Subway sold to Roark Capital
November 2023 | DEALFRONT | PRIVATE EQUITY & VENTURE CAPITAL
Financier Worldwide Magazine
November 2023 Issue
Subway announced it is to be acquired by affiliates of private equity firm Roark Capital. The deal brings to an end Subway’s six-month long search for a buyer, as well as the company’s near six-decade run as a family-owned business.
Though the terms of the deal have not been disclosed, the purchase price is believed to be around $9.6bn, slightly below Subway’s $10bn asking price. The deal is one of the biggest acquisitions in fast food history, coming in just under Inspire Brands’ $11.3bn purchase of Dunkin’ in October 2020.
“This transaction reflects Subway’s long-term growth potential, and the substantial value of our brand and our franchisees around the world,” said John Chidsey, chief executive of Subway. “Subway has a bright future with Roark, and we are committed to continuing to focus on a win-win-win approach for our franchisees, our guests and our employees.”
Roark Capital has around $37bn in assets under management and specialises in ‘asset light’ turnaround situations that rely heavily on franchise royalties. By agreeing the deal for Subway, the firm is set to become one of the world’s largest restaurant owners. It is already a major player, owning holdings in a number of companies in the US including Jimmy John’s, Sonic, Auntie Anne’s, Carvel, Cinnabon, Jamba Juice, McAlister’s Deli, Moe’s Southwest Grill, Schlotzsky’s, Nothing Bundt Cakes, Miller’s Ale House, Culver’s and Jim ‘N Nick’s BBQ.
The company also controls CKE Restaurants, which owns burger chains Hardee’s and Carl’s Jr., and retains a small stake in The Cheesecake Factory. Its franchise focus extends to other industries, including the automotive, fitness and home service sectors.
Subway has undergone a period of considerable transformation in recent years. It launched a revamped menu, undertook significant store renovations and placed a bigger emphasis on international growth. The company has remodelled 10,000 of its US restaurants and recently spent $80m to provide its 20,000 US restaurants with deli meat slicers, a first for the brand.
In July, the company announced its 10th consecutive quarter of positive sales at stores open at least a year, including a 9.5 percent increase at its North America locations. However, despite these improvements, the number of US Subway stores declined to 20,576 last year according to Technomic – a notable decrease from its peak in 2015 when it had 27,219 locations.
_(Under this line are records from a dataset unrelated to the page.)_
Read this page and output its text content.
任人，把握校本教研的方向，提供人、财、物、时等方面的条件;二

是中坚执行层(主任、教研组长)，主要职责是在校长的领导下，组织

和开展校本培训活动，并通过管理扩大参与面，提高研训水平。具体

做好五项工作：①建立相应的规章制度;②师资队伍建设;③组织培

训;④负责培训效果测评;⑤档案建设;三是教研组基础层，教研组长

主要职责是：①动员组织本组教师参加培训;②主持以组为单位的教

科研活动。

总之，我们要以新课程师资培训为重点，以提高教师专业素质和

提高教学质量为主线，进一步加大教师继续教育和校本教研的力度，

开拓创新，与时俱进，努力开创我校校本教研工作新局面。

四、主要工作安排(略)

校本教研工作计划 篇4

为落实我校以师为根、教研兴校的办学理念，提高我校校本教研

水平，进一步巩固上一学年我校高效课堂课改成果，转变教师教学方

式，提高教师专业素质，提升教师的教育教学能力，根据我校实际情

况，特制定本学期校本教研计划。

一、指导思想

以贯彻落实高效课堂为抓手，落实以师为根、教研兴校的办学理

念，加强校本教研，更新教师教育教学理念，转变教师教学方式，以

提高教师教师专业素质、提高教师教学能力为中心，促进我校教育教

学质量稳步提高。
While the chain is still closing franchised locations, the pace has slowed down considerably of late. The chain shuttered 571 units last year, down from the more than 1600 restaurants it closed in 2020. The company put itself up for sale in February.
Subway was once the world’s largest restaurant chain by unit count; however, it has struggled following the 2015 death of Fred DeLuca, co-founder and long-time chief executive. Since Mr DeLuca’s passing, more than 6000 US restaurants have closed and the chain also closed international locations as franchisees struggled with weak sales and reduced profitability.
Despite the drop in US locations, the company’s US revenue has rebounded in recent years. In 2022, it was up to $9.8bn, a 4 percent increase on 2021, but still well down from its 2015 peak of $11.5bn. Subway currently controls about 23 percent of the $43bn US sandwich and deli market, according to Technomic, down from 34 percent in 2017.
In August, Subway announced that Trevor Haynes, president of North America operations, was leaving the company after 18 years. In September, he was replaced by Douglas Fry, former leader of Subway’s Canada operations.
Given Roark’s level of investment in the food and beverage sector, it seems likely that antitrust regulators will take more than a passing interest in the company’s Subway acquisition, though the Department of Justice and the Federal Trade Commission are often reluctant to block PE-driven deals.